Once you know what predictive analytics solution you want to build, it’s all about the data. The reliability of predictions depends on the quality of the data used to discover variables and generate, train, and test predictive models.
Follow these guidelines to solve the most common data challenges and get the most predictive power from your data:
Find the Data You Need
Some of the data may be easy to obtain, while other numbers will require more time and effort to assemble. Fortunately, there’s no need to have everything in hand from the beginning. Start by building a model with a few essential data elements, then collect user feedback while you gather additional data. Bring new data elements into your model in subsequent releases to deliver incremental performance enhancements or additional capabilities.
Choose the Right Database
You’ll need to store three types of data for your predictive projects: Historical data for creating, training, and testing your models; new data your models will analyze to make predictions; and predictions (outputs) from your model. One terabyte of storage for historical data is a good baseline for most small and medium business’s predictive applications. Traditional databases like Oracle and MySQL usually work fine for this purpose, and they’re also adequate for generating predictions on new data.
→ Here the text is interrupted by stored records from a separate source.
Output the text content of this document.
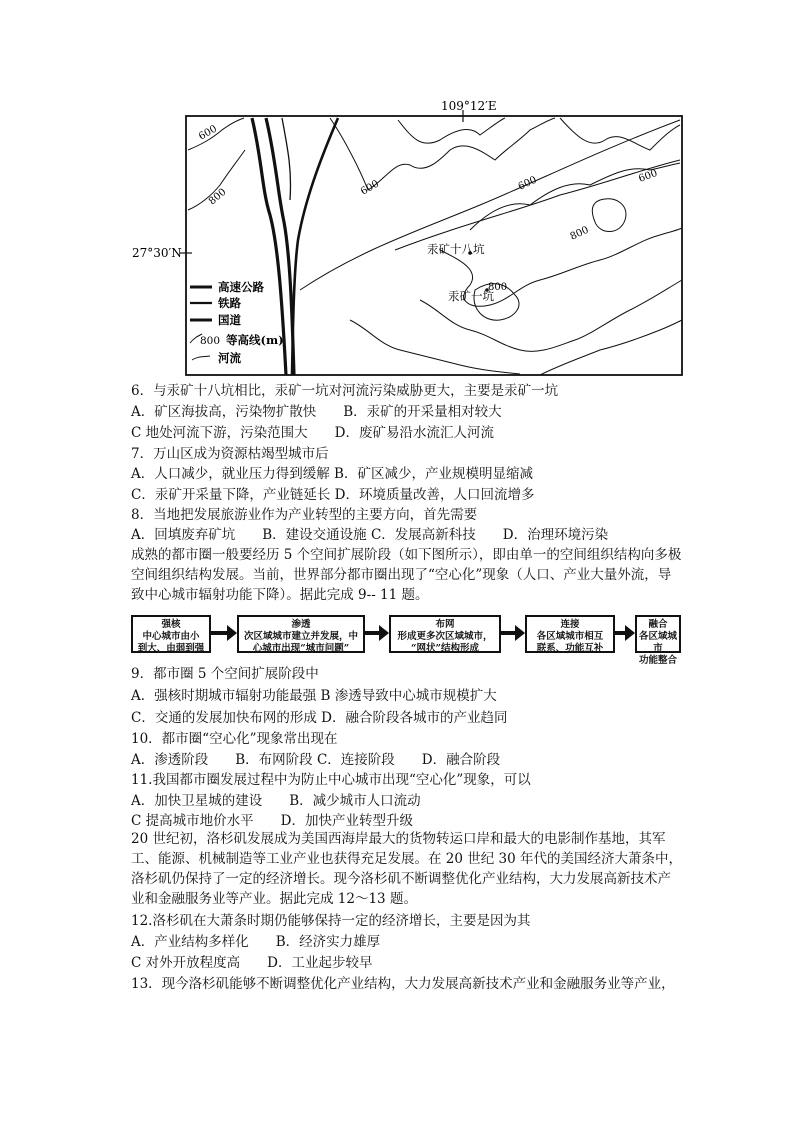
109°12′E
27°30′N
600
800	600	600
800
600
800
汞矿十八坑
汞矿一坑
高速公路
铁路
国道
800 等高线(m)
河流
6．与汞矿十八坑相比，汞矿一坑对河流污染威胁更大，主要是汞矿一坑
A．矿区海拔高，污染物扩散快　　B．汞矿的开采量相对较大
C 地处河流下游，污染范围大　　D．废矿易沿水流汇人河流
7．万山区成为资源枯竭型城市后
A．人口减少，就业压力得到缓解 B．矿区减少，产业规模明显缩减
C．汞矿开采量下降，产业链延长 D．环境质量改善，人口回流增多
8．当地把发展旅游业作为产业转型的主要方向，首先需要
A．回填废弃矿坑　　B．建设交通设施 C．发展高新科技　　D．治理环境污染
成熟的都市圈一般要经历 5 个空间扩展阶段（如下图所示），即由单一的空间组织结构向多极空间组织结构发展。当前，世界部分都市圈出现了“空心化”现象（人口、产业大量外流，导致中心城市辐射功能下降）。据此完成 9-- 11 题。
强核
中心城市由小
到大、由弱到强
渗透
次区域城市建立并发展，中
心城市出现“城市问题”
布网
形成更多次区域城市，
“网状”结构形成
连接
各区域城市相互
联系、功能互补
融合
各区域城市
功能整合
9．都市圈 5 个空间扩展阶段中
A．强核时期城市辐射功能最强 B 渗透导致中心城市规模扩大
C．交通的发展加快布网的形成 D．融合阶段各城市的产业趋同
10．都市圈“空心化”现象常出现在
A．渗透阶段　　B．布网阶段 C．连接阶段　　D．融合阶段
11.我国都市圈发展过程中为防止中心城市出现“空心化”现象，可以
A．加快卫星城的建设　　B．减少城市人口流动
C 提高城市地价水平　　D．加快产业转型升级
20 世纪初，洛杉矶发展成为美国西海岸最大的货物转运口岸和最大的电影制作基地，其军工、能源、机械制造等工业产业也获得充足发展。在 20 世纪 30 年代的美国经济大萧条中，洛杉矶仍保持了一定的经济增长。现今洛杉矶不断调整优化产业结构，大力发展高新技术产业和金融服务业等产业。据此完成 12～13 题。
12.洛杉矶在大萧条时期仍能够保持一定的经济增长，主要是因为其
A．产业结构多样化　　B．经济实力雄厚
C 对外开放程度高　　D．工业起步较早
13．现今洛杉矶能够不断调整优化产业结构，大力发展高新技术产业和金融服务业等产业，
If your application is targeted at significantly larger businesses, or it requires collecting very detailed data, both your development team and your customers may need to store much more historical and/or new data, perhaps as much as 100 terabytes. In these cases, look at non-relational databases that scale vertically and horizontally. Learn how to choose a database for your predictive project.
Practice Database Hygiene
It’s usually best to keep the three categories of data in separate databases/tables. In some cases, however, it may be preferable to use the same database/table for both historical and new data. This can be done by creating filters to separate the data. For example, a six-month filter could be used to access historical data, with a last-day or last-week filter for new data.
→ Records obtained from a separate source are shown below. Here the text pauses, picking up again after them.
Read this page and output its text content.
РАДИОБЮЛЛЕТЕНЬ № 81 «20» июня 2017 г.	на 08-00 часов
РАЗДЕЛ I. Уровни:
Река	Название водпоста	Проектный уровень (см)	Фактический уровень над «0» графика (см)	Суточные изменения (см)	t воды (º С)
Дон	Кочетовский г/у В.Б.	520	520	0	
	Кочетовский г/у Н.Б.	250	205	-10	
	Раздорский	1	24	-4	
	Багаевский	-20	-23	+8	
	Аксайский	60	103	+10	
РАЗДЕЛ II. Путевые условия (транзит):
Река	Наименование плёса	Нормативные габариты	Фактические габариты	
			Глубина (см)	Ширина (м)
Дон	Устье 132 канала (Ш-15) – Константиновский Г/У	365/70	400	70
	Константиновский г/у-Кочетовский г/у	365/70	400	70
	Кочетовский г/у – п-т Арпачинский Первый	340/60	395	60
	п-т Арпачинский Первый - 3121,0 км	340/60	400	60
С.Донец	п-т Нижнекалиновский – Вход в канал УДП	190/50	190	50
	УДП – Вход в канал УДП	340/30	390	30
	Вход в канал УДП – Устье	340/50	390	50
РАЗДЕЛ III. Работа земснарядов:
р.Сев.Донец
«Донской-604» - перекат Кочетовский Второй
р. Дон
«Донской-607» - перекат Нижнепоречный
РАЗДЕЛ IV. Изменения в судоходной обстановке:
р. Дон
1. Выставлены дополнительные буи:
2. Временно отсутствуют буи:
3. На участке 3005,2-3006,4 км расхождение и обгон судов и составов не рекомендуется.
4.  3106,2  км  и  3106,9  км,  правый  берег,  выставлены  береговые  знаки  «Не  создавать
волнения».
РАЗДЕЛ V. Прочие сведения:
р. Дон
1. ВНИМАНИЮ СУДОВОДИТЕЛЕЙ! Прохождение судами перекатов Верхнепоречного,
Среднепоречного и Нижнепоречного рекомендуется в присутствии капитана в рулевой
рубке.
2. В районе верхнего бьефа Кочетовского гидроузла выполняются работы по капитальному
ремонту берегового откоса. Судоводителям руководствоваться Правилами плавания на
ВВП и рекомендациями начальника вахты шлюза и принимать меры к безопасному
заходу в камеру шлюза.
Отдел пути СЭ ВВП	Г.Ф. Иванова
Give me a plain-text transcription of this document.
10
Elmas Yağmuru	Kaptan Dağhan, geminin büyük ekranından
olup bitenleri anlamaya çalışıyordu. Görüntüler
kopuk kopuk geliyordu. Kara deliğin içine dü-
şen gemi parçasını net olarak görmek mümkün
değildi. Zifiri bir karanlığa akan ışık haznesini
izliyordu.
Within the category of historical data, you also want to separate the data for training your model from the data for testing it. By creating two sections, you ensure a fair evaluation because you’re measuring the accuracy of your model on data it has never seen before.
Cleanse Your Data
Predictive models are only as good as the data they learn from. Accuracy of predictions depends on clean data. As with other business intelligence projects, the task of cleansing data has traditionally been lengthy—taking up as much as 60 percent of time in predictive projects. Fortunately, that’s changing. Machine learning is increasingly being used to detect and resolve two of the most common data problems: missing values and outliers.
Models learn to predict outcomes by identifying patterns in historical data. If you don’t correct bias in your data, the predictions your models make will be inaccurate, as they reinforce and perpetuate the bias. Watch out for the two common types of bias—data bias and selection bias—and take steps to avoid or correct them. Here’s how to recognize and avoid biased machine-learning models.
Validate and Establish a Performance Baseline
To validate that your model is working prior to launch, run it on your test data. This is historical data you’ve stored separately from the data you used to build the model. Since you already know the actual outcomes, you can measure how close the prediction gets to what happened in the real world. Learn how to assess the accuracy of your predictive model.
You don’t need a model with 100 percent accuracy. To determine if you’re ready for your initial predictive software launch and to establish a performance baseline, compare your model’s accuracy with what your beta customers were achieving without it. If your customers were making mostly judgment-based “gut” decisions, the predictive analytics model simply needs to do better than that baseline.